Pemerintah meluncurkan digitalisasi Akta Kelahiran Bayi Baru Lahir (BBL) pada Selasa (11/8) melalui aplikasi SATU SEHAT. Data tersebut dikirim melalui email maupun WhatsApp orang tua.

Selama bayi sudah diberi nama, yang bersangkutan sudah bisa langsung menerima akta kelahiran di hari yang sama.

Menteri Kesehatan Budi Gunadi Sadikin menekankan program ini adalah hasil kerja sama antara Kementerian Kesehatan dan Kementerian Dalam Negeri.

"Nah, kali ini kita juga bekerja sama dengan Kemendagri, dengan Pak Tito, supaya mengintegrasikan data SATUSEHAT dengan data kependudukan," ujar Menkes dalam konferensi pers Selasa (11/8/2026).

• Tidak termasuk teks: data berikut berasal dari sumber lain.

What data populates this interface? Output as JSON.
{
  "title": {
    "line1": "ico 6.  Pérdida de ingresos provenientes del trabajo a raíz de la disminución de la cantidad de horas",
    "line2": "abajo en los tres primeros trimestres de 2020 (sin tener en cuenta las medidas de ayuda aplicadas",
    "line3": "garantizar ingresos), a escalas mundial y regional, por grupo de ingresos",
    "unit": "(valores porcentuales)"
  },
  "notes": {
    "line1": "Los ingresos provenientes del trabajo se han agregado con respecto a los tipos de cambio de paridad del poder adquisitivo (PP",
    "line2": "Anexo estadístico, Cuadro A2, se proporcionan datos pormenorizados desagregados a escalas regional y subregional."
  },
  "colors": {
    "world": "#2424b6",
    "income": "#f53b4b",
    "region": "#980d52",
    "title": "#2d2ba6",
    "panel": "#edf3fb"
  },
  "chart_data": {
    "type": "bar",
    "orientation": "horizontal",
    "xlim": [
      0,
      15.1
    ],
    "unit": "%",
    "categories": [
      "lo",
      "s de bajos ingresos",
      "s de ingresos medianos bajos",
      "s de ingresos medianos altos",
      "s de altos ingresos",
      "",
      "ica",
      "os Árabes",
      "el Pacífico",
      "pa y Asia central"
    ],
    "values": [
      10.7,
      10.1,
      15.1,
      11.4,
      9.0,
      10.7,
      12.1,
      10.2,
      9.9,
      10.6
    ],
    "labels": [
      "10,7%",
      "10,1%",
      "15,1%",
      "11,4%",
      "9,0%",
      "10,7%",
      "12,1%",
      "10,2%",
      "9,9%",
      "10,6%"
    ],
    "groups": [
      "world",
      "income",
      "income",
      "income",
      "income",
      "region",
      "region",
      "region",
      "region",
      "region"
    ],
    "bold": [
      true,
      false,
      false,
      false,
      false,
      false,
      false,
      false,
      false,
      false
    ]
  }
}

Tak hanya dengan data Kemendagri, Budi juga berencana untuk mengintegrasikan data Satu Sehat dengan Kemensos, Kemenag, dan BPJS supaya data penduduk terpusat dalam satu sistem.

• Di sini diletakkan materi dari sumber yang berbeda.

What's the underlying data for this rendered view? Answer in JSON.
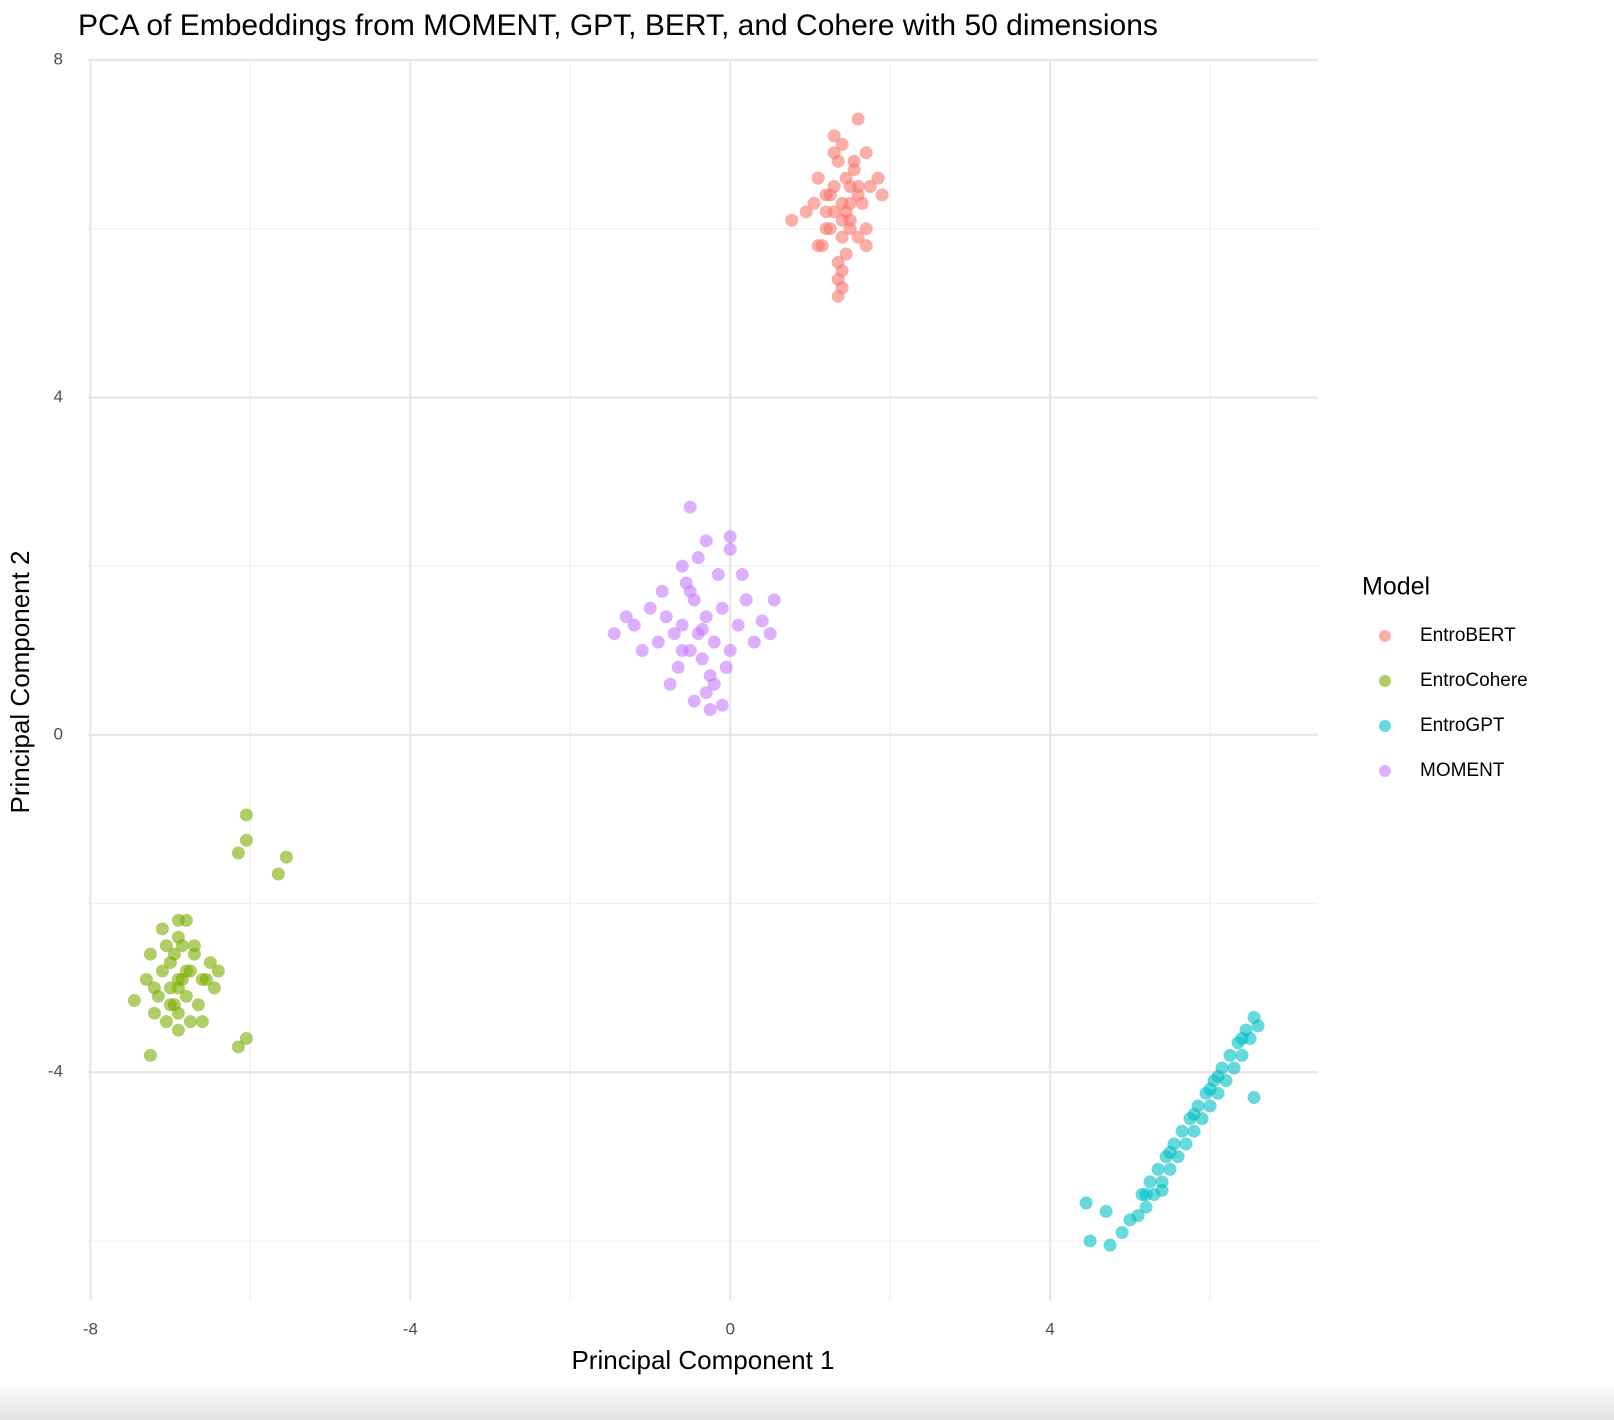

"Nah data itu mau integrasikan lagi. Sehingga data Satu Sehat ini nanti benar-benar terintegrasi dengan data Kemensos, terintegrasi dengan data Kemendagri, terintegrasi dengan data Kementerian Agama, terintegrasi dengan data Kementerian Sosial dan BPJS," lanjutnya.

Tak hanya akta kelahiran, program ini juga direncanakan untuk mendukung perubahan kartu keluarga dan penerbitan Kartu Identitas Anak (KIA).

Budi berharap peluncuran digitalisasi Akta Kelahiran ini dapat memberikan manfaat kepada para bayi yang baru lahir di Indonesia.

"Mudah-mudahan banyak manfaatnya dan bisa melihat bayi-bayi lahir," pungkasnya.